Future of finance reporter

This article is more than 2 years old.

Last week, Goldman Sachs launched its Marcus online savings accounts in Britain—continuing its relatively new venture into the world of consumer banking. The coming months will be an important test of how the Wall Street powerhouse measures up against incumbent financial firms and a host of digital upstarts. But so far, Goldman says it’s feeling pretty good.

Goldman is far from alone in the online finance game, but Marcus interest rates are at the top of the field for easy savings accounts in the UK. Its debut may spur other banks to offer more competitive savings rates.

The Marcus accounts, which offer interest rates as high as 1.5% annual equivalent rate (AER) with a minimum deposit of £1, have exceeded expectations since they became available on Sept. 27, according to Goldman. Marcus accounts for consumer customers have been available in the US since 2016.

“So far the number of sign-ups for Marcus by Goldman Sachs has been stunning,” said Des McDaid, managing director of Marcus by Goldman Sachs, in an e-mailed statement. ”Numbers have exceeded even our most ambitious expectations, and our interest rate is clearly a big draw for frustrated savers who have had to put up with a decade of low interest rates.”

The bank didn’t provide exact figures for the number of new customers or its internal projections for growth, making it difficult to independently measure the company’s success. But Goldman does have at least one advantage over incumbents: It isn’t encumbered with costly bank branches. Its competitors are, in many cases, gradually closing down brick-and-mortar branches as more personal finance takes place online.

On the downside, Marcus in the UK lacks a mobile app, which could make it less attractive to younger customers who expect to do just about everything on their smartphones. Monzo, a London-based fintech with a whizzy app, says it’s adding 20,000 new accounts each week, but it doesn’t pay interest on these accounts (yet). In the US, Marcus has a mobile offering through its Clarity Money personal finance app.

Goldman isn’t known for consumer banking, but stricter regulations on trading and other aspects of institutional finance have pushed banks to find new ways of making money. (The lender became a bank holding company at the depths of the 2008 financial crisis and is making greater use of that designation.)

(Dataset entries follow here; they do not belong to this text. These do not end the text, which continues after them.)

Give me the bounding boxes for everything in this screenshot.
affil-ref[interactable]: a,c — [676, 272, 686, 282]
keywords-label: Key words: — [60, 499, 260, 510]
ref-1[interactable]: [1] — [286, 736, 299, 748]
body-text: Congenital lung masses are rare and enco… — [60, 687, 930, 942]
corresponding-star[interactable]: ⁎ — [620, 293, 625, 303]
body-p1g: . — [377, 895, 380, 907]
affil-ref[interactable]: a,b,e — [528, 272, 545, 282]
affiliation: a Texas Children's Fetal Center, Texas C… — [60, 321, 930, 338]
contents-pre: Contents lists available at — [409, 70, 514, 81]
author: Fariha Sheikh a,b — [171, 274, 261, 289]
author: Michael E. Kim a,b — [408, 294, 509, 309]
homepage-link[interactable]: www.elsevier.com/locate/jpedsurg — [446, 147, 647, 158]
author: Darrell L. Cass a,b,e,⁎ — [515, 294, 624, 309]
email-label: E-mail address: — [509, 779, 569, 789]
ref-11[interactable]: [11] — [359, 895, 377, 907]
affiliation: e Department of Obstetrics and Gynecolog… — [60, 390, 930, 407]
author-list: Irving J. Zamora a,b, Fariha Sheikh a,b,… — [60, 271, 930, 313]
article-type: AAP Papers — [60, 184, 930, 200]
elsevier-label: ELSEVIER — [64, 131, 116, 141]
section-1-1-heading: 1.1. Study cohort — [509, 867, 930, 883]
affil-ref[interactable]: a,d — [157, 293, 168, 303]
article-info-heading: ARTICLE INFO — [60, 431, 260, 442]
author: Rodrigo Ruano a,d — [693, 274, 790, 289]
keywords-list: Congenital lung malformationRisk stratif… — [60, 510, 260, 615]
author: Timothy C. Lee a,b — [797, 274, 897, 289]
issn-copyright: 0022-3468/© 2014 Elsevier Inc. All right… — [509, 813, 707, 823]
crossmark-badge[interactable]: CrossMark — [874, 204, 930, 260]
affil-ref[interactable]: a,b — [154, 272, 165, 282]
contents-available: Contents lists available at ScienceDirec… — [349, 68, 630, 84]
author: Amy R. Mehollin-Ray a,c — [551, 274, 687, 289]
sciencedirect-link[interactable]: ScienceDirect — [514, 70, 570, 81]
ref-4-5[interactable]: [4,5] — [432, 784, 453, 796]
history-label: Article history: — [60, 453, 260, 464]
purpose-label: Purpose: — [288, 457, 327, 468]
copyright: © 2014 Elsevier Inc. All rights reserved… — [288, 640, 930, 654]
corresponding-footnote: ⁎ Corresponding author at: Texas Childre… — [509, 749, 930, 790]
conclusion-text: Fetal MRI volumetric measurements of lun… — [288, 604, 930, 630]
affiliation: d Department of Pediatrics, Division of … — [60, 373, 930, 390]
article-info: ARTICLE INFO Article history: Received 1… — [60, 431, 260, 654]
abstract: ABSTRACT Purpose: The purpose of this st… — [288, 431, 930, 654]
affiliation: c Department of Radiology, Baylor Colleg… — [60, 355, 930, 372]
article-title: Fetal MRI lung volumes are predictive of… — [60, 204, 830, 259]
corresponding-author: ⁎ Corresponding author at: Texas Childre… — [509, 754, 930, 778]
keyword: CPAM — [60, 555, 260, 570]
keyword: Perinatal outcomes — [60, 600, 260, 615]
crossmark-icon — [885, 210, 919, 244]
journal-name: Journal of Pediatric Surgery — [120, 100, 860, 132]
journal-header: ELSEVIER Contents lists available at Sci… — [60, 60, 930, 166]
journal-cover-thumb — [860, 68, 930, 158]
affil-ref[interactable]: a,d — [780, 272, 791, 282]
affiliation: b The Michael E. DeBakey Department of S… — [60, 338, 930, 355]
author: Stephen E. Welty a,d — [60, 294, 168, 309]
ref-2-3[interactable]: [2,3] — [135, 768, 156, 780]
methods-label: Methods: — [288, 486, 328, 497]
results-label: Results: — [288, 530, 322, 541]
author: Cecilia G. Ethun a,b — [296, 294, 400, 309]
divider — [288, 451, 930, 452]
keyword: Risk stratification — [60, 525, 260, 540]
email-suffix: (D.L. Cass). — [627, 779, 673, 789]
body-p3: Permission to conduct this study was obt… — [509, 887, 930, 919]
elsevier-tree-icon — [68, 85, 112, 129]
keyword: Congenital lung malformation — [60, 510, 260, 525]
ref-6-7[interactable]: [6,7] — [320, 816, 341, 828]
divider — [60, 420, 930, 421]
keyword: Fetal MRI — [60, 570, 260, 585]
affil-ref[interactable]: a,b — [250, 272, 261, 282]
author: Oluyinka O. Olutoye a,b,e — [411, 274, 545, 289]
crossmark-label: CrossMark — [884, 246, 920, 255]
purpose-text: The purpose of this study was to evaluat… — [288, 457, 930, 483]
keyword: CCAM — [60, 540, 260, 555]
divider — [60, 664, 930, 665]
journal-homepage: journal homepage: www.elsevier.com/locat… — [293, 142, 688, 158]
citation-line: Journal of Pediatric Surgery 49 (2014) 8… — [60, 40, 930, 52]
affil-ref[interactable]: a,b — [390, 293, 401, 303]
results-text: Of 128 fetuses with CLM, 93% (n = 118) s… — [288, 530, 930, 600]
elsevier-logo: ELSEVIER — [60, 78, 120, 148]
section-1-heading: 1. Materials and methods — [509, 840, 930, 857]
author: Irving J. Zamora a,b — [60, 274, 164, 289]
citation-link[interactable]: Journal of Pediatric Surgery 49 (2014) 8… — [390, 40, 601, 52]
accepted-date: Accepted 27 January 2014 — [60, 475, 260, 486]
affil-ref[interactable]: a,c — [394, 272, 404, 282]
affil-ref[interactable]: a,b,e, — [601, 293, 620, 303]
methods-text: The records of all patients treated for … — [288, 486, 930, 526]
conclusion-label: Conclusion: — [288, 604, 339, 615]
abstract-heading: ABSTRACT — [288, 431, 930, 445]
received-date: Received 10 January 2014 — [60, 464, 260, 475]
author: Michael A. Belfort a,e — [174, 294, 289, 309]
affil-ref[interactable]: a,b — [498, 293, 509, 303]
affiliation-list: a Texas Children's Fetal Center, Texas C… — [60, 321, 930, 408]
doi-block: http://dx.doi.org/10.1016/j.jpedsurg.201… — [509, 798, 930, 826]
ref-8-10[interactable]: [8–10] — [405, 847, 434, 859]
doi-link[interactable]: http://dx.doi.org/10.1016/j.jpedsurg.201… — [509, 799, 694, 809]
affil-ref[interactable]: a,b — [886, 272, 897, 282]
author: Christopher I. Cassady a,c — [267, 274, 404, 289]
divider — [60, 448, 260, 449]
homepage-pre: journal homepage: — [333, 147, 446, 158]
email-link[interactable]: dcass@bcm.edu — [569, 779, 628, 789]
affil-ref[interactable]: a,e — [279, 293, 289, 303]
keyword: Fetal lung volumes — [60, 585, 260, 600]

Meanwhile, Royal Bank of Scotland (RBS) plans to start a consumer digital lender called Bó, according to Sky News. State-backed RBS is looking to push back against technology upstarts that threaten to win millions of customers from big bank rivals. Britain’s financial startups also include the likes of Revolut, which says it’s adding 7,000 new accounts a day but, like Monzo, doesn’t pay interest on these accounts. Starling, another upstart, pays 0.25% to 0.5% AER on accounts depending on the balance.